Normally the Stone Church Neighborhood Dinner serves approximately 250 people each week with food and fellowship. The first drive-through version was last week. Program manager Barbara Graeff-Vinck said approximately 100 were served in that first week of the drive-through service.
“We’re not sure if that number is lower because people got food before it, but it’s very cyclical each week because some people won’t come when they get food beforehand,” Vinck said. “We’re trying to minimize contact, but that’s kind of the antithesis of everything we believe in – we try to offer fellowship and dignity along with the food – but we have to keep our people safe.
“But we definitely still see a need out there.”
Cowan said, though, that demand is sharply rising for CSL’s food pantries in Independence and Blue Springs.
“We’re seeing an unprecedented rise in demand,” he said.
He explained that with many losing work and schools shutting down, that the need for meals for home is mounting.

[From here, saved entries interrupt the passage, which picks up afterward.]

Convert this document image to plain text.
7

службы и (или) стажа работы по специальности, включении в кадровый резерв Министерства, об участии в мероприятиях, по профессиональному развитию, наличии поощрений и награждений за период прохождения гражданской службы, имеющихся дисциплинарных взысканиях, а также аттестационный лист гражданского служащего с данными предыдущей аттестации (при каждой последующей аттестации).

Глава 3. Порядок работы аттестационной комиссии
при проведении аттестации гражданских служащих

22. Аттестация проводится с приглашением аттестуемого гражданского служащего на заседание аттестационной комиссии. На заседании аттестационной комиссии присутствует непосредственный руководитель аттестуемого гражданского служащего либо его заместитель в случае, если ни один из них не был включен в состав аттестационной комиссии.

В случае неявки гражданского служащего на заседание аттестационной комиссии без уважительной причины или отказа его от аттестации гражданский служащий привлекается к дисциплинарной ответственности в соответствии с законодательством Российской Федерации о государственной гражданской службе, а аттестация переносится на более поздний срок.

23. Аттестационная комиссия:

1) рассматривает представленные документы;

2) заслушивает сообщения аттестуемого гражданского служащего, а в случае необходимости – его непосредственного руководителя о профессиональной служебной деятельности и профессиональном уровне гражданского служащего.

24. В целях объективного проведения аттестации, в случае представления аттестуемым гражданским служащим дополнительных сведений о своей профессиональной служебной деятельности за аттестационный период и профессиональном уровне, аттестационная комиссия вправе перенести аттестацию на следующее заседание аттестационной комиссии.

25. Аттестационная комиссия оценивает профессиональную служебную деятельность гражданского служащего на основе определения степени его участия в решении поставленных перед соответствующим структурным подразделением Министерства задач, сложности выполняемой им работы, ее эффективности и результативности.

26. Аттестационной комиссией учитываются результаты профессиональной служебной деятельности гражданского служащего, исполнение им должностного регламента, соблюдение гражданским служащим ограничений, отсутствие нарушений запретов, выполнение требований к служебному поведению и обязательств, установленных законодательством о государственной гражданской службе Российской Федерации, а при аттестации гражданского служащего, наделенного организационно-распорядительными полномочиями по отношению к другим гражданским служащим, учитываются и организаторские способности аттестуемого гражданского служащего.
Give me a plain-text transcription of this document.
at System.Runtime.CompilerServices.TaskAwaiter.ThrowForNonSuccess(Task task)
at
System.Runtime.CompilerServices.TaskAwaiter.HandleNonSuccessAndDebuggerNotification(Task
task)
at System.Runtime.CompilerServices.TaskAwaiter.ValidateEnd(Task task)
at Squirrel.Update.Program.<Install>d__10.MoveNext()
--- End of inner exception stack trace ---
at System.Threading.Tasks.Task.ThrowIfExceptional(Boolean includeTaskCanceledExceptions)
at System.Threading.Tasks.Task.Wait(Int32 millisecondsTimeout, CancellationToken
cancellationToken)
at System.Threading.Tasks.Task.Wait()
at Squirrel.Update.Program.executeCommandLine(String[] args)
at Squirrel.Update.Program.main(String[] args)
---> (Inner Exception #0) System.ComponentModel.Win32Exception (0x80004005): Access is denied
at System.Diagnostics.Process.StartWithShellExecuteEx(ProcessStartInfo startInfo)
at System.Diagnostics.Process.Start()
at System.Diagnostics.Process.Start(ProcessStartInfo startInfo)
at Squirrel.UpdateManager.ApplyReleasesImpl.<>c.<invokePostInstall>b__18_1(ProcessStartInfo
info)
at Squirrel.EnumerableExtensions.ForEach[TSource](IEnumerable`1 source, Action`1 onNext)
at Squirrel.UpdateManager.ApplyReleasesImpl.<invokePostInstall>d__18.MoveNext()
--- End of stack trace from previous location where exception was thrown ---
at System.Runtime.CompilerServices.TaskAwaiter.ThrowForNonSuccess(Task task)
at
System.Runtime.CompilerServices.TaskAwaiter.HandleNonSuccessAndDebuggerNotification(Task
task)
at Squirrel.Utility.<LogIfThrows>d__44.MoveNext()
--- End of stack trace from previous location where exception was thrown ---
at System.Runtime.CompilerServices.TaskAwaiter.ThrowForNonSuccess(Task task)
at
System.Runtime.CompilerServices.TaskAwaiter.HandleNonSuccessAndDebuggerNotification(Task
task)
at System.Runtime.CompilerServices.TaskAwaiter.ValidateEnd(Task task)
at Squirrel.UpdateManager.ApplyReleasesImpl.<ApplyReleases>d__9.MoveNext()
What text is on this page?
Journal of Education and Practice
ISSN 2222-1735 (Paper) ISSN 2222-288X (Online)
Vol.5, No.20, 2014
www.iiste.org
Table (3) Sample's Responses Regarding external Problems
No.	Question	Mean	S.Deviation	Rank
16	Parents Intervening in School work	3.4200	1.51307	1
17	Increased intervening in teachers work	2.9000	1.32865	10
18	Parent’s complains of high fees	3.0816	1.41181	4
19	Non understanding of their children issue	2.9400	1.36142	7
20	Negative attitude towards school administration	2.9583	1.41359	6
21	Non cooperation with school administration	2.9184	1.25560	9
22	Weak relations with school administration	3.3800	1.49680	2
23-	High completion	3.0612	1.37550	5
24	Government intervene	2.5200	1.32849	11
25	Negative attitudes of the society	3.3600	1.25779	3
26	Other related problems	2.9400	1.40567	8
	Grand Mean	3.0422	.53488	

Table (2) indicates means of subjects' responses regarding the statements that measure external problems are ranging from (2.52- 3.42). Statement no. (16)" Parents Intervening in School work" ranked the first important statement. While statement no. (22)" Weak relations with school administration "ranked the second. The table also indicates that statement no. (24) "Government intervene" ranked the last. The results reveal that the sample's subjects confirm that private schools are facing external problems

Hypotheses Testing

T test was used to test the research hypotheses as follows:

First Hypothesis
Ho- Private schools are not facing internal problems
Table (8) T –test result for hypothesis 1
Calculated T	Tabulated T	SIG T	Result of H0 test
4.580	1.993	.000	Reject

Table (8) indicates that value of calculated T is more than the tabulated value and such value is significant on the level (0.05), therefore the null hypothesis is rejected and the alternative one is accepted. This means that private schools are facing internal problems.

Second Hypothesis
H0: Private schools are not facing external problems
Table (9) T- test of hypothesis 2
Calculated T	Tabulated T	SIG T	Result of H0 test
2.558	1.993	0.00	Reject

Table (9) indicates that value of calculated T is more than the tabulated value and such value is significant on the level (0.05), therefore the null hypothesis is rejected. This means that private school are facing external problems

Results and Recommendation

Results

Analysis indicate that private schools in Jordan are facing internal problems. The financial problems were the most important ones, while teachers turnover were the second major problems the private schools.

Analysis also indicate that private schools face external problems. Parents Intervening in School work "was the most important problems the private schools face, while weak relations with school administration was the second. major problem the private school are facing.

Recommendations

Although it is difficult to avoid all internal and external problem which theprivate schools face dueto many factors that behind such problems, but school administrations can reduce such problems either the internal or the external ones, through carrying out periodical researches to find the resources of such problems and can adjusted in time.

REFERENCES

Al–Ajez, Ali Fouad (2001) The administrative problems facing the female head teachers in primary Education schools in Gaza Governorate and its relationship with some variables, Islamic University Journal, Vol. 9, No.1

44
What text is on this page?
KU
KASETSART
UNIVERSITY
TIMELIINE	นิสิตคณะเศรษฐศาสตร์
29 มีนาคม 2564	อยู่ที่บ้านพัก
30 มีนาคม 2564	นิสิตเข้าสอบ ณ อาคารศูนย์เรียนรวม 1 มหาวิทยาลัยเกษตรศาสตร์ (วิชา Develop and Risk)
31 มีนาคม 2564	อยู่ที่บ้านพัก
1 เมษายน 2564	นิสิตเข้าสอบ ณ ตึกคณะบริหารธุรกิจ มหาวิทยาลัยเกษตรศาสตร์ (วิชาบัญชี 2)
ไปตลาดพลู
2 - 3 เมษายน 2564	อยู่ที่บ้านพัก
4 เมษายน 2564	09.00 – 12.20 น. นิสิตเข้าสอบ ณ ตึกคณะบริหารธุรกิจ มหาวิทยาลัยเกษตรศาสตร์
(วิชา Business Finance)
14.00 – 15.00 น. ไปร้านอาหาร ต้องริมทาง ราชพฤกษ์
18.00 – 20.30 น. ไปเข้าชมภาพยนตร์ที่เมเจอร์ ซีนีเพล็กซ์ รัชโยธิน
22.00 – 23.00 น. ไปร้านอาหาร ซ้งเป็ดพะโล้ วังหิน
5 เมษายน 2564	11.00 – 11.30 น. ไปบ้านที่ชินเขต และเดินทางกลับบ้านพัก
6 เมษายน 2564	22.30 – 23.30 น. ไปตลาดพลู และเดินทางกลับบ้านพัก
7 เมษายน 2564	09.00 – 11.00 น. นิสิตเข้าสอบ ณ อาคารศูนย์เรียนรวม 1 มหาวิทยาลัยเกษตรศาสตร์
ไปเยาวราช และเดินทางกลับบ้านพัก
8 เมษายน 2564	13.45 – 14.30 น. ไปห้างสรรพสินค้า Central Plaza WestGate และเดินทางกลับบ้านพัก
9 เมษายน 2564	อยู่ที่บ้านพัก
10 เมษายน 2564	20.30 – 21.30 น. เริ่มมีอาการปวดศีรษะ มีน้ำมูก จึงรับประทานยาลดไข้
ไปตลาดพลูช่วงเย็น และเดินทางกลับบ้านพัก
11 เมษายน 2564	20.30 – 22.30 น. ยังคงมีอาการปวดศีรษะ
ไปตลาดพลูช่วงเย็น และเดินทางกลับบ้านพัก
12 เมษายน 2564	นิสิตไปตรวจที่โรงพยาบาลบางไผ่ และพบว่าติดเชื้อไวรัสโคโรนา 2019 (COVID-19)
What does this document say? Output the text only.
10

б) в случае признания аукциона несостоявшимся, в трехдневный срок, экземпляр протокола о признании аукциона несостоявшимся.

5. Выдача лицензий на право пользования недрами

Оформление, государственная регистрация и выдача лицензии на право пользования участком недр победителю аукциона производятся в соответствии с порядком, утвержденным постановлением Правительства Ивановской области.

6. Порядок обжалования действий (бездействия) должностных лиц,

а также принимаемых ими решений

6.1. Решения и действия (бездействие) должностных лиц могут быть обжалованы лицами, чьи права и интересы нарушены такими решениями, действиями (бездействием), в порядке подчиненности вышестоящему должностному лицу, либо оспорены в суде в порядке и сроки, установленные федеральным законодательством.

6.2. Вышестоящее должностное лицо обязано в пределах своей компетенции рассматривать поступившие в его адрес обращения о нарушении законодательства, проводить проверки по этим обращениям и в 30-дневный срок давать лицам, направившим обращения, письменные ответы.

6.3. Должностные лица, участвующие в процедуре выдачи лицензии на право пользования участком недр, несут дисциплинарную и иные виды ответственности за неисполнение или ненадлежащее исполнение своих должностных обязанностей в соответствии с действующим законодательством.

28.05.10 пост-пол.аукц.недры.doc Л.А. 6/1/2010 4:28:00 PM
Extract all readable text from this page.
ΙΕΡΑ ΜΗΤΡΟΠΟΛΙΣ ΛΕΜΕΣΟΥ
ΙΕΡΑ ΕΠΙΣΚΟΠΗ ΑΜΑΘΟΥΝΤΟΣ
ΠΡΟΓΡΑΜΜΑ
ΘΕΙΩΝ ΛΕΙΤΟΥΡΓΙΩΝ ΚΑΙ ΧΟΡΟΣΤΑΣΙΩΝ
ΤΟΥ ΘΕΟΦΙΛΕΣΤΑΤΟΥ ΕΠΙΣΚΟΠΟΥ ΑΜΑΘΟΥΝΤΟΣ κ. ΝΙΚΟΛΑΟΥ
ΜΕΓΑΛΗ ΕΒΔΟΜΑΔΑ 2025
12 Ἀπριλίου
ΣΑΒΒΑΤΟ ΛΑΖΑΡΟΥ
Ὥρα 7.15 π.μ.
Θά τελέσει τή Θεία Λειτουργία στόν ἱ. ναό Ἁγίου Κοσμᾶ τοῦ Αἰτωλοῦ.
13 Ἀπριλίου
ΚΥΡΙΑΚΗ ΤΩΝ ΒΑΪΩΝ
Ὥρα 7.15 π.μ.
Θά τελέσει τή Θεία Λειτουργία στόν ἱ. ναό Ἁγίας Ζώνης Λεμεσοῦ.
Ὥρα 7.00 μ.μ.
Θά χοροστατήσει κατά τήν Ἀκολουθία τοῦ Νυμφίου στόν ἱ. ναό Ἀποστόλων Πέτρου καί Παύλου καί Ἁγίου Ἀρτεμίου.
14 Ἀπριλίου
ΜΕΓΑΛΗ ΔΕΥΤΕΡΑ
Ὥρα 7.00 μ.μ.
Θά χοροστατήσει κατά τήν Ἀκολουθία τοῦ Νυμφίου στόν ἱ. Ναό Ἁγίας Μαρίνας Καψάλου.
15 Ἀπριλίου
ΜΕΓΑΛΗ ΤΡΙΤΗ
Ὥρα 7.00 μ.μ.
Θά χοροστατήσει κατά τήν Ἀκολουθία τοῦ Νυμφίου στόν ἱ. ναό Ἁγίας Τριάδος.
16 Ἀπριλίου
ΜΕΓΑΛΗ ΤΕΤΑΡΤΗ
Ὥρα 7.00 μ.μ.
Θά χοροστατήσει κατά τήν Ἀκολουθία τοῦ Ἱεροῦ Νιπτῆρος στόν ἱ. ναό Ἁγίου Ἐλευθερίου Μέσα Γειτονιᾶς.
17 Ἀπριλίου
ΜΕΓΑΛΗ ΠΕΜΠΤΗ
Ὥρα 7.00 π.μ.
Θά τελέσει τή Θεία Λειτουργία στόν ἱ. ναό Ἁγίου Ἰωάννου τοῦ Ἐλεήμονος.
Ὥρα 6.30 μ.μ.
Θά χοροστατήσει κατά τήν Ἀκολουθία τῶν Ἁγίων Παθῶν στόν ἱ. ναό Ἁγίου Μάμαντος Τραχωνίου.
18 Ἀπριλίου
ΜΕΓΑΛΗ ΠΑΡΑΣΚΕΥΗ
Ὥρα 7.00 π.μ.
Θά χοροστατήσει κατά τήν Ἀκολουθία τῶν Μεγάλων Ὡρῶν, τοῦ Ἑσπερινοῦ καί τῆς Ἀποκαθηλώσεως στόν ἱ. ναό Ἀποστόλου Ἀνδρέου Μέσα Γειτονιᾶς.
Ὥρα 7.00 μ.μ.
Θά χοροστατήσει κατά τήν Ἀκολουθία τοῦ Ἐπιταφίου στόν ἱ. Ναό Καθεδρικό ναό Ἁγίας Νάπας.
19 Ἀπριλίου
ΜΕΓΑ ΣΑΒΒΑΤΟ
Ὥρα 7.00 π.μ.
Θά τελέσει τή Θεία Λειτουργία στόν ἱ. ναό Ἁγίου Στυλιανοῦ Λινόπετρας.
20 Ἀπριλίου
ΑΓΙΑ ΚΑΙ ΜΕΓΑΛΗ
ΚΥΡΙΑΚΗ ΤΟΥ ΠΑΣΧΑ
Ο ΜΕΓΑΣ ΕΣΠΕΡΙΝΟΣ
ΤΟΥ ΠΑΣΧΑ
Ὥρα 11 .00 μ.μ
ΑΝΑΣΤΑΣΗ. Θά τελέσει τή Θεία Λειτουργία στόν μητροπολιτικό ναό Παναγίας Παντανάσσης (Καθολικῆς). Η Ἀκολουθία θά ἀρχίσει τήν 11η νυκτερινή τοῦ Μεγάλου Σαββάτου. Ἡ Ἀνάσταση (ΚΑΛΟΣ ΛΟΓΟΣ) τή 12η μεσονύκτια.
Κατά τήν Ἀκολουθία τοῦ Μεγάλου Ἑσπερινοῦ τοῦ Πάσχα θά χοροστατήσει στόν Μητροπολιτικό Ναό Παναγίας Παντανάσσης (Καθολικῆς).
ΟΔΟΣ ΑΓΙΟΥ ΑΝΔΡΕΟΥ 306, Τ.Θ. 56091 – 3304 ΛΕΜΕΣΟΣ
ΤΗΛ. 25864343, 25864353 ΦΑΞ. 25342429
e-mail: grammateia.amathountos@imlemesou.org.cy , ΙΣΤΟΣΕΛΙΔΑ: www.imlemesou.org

“A lot of kids get a lot of their food at school, and it’s just not lunches,” Cowan said. “Many are eating their breakfast at school, and many get the after-school snacks now being offered. Add that all together and a lot of kids are getting their food from school. So when they’re home, it’s putting a lot of pressure on families to provide food for their families.
“And if they’re out of work, there’s a lot of uncertainty there, so that’s how you see a really significant increase.”
Cowan said that sharp increase was especially felt on Monday. The Blue Springs and Noland Road food pantries served approximately 270 households – approximately 1,000 or more persons – on Monday alone.
“That’s normally what we’d get in a three- to four-day stretch – or sometimes longer,” Cowan said. “It’s hard to tell if that demand will keep up though. (Monday) may have been driven by the stay-at-home order that started (Tuesday).”
Cowan started in 2011 with CSL and said it had this rise in demand reminded him of a pair of incidents since then – the recession when he started and the Oak Grove-Grain Valley tornado in March 2017.
“Part of it feels like the recession, but a part of it feels like the tornado because all of a sudden there is an instant need. Nobody saw this coming – at least to this degree,” he said.
Cowan said that CSL should be able to meet the rise in demand for food, but CSL could always use more help and donations.
“The silver lining in all this is that people are being very generous – not just with food, but with money, personal hygiene items and employment opportunities,” he said. “And we have a lot of volunteers helping out as well.
“It’s good to see that people still care and want to help out.”
Cowan also said that federal legislation is making the procurement of food easier as well. He said the U.S. Department of Agriculture is making some of its federal commodities reserves available.
He added that Harvesters Community Food Network in Kansas City, which supplies much of the food that CSL offers, received a shipment of 18 palettes of dry food Monday.
Cowan said that when the coronavirus crisis winds down that CSL will transition to more employment services and training to help put those people needing food now back to work.